The game follows Astrid, the illegitimate half-human daughter of one of Odin’s fearsome valkyries. Now grown older, the young outcast decides to turn the tables and battle against the forces pursuing her. The graphics are colorful and attractive, and performing some light platforming with Astrid (after a moment to get used to the on-screen touch controls of tablets) was enjoyable. Picking up the myriad of crystals strewn generously around the level gives the gameplay a pleasant feeling of constant accomplishment.
There is, however, another gameplay mechanic, and this one comes into play when engaging in combat with the on-screen monsters. One of Phantomgate‘s main draws is its monster collecting aspect, here dubbed phantoms, which are used to assist Astrid in battle. Currently, there are over 300 phantoms planned to be included in the game, all of which must first be collected and can then be leveled. As anyone who’s ever been interested in a monster collecting game can tell you, there’s a real attraction to completing these collections, especially when there are menus full of colorful rosters of your creatures as well as any you haven’t yet unlocked.
But here’s where real-world money comes in. Players can buy large amounts of gems which, together with in-game gold, is used to gain something called essence, which, in turn, is traded in to summon new phantoms as well as upgrade them. Each phantom requires a certain amount of essence. The developers are quick to point out that essence is also awarded randomly after some battles, as well as a once-a-day reward, so the game can technically be played without any actual money investment. But the amounts of these free essences, compared to what players need to maximize their phantom collection, is quite small. In addition, some levels, like boss fights, require stamina to enter and replay, which does replenish daily or — you guessed it — can be purchased with real-world money.

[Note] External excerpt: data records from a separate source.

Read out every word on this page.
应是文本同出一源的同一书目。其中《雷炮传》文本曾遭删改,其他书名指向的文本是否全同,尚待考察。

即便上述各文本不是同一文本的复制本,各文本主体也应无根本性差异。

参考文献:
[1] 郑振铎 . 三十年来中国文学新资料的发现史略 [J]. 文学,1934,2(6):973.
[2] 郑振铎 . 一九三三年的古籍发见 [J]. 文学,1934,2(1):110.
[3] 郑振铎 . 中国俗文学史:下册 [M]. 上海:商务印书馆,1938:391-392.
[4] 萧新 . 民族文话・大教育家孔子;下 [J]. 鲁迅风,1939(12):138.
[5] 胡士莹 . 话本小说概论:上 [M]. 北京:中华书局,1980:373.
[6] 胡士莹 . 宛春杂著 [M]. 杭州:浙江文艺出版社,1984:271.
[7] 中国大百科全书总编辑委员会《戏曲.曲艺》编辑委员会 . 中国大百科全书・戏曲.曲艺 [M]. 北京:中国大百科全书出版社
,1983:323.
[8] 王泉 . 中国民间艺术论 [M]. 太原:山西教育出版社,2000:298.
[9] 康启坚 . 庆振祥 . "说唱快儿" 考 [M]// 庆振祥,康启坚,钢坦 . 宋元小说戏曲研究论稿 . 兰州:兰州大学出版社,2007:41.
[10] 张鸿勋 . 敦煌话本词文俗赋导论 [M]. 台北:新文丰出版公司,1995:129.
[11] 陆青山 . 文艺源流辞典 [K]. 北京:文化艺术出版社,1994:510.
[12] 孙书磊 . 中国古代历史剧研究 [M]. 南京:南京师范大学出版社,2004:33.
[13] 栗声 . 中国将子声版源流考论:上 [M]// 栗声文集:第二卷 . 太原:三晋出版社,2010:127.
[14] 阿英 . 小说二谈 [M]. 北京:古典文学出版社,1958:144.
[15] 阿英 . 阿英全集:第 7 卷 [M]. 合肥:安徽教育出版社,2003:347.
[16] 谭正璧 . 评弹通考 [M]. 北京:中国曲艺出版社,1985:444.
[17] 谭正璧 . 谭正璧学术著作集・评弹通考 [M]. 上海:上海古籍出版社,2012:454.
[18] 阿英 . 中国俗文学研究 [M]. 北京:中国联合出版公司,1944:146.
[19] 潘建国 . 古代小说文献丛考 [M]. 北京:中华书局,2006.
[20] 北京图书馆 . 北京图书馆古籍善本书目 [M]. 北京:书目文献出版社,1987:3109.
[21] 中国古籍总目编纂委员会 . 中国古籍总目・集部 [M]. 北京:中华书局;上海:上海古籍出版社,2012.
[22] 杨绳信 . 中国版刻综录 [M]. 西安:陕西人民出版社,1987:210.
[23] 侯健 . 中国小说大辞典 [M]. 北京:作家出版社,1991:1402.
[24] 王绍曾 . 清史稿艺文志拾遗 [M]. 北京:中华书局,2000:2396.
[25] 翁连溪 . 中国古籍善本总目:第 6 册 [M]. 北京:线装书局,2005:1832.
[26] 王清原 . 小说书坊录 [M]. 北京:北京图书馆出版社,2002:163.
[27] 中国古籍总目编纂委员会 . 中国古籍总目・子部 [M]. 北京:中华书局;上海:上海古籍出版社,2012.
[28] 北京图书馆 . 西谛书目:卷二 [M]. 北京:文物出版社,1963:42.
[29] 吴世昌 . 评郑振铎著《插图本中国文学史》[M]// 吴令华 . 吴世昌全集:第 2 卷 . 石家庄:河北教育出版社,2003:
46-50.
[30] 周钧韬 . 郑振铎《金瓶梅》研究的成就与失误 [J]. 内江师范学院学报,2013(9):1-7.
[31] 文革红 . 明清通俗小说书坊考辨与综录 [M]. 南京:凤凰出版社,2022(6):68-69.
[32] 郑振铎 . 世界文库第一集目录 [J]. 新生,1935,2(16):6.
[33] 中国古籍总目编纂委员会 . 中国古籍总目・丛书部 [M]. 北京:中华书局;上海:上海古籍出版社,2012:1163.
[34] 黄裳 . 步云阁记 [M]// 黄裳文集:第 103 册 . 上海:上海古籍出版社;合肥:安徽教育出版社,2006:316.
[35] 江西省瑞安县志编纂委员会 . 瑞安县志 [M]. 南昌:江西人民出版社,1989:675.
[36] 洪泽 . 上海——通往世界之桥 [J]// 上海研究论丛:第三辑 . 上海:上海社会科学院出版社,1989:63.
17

I have a hard time legitimizing this type of gameplay. True enough, one could choose to wait out the clock each day to only receive the free bits and play what they can that way, but it’s highly unlikely that a title that appeals as a collection game won’t see players doing whatever they must to collect, collect, collect. What bums me out the most here is that core game, until we started talking currencies, seemed very appealing, and I would have loved to play this as an actual commercial release, if that’s what it had been. Well, to each his own, and everyone is certainly free to make up their own mind when Phantomgate releases for iOS and Android devices during Quarter 3 of 2018.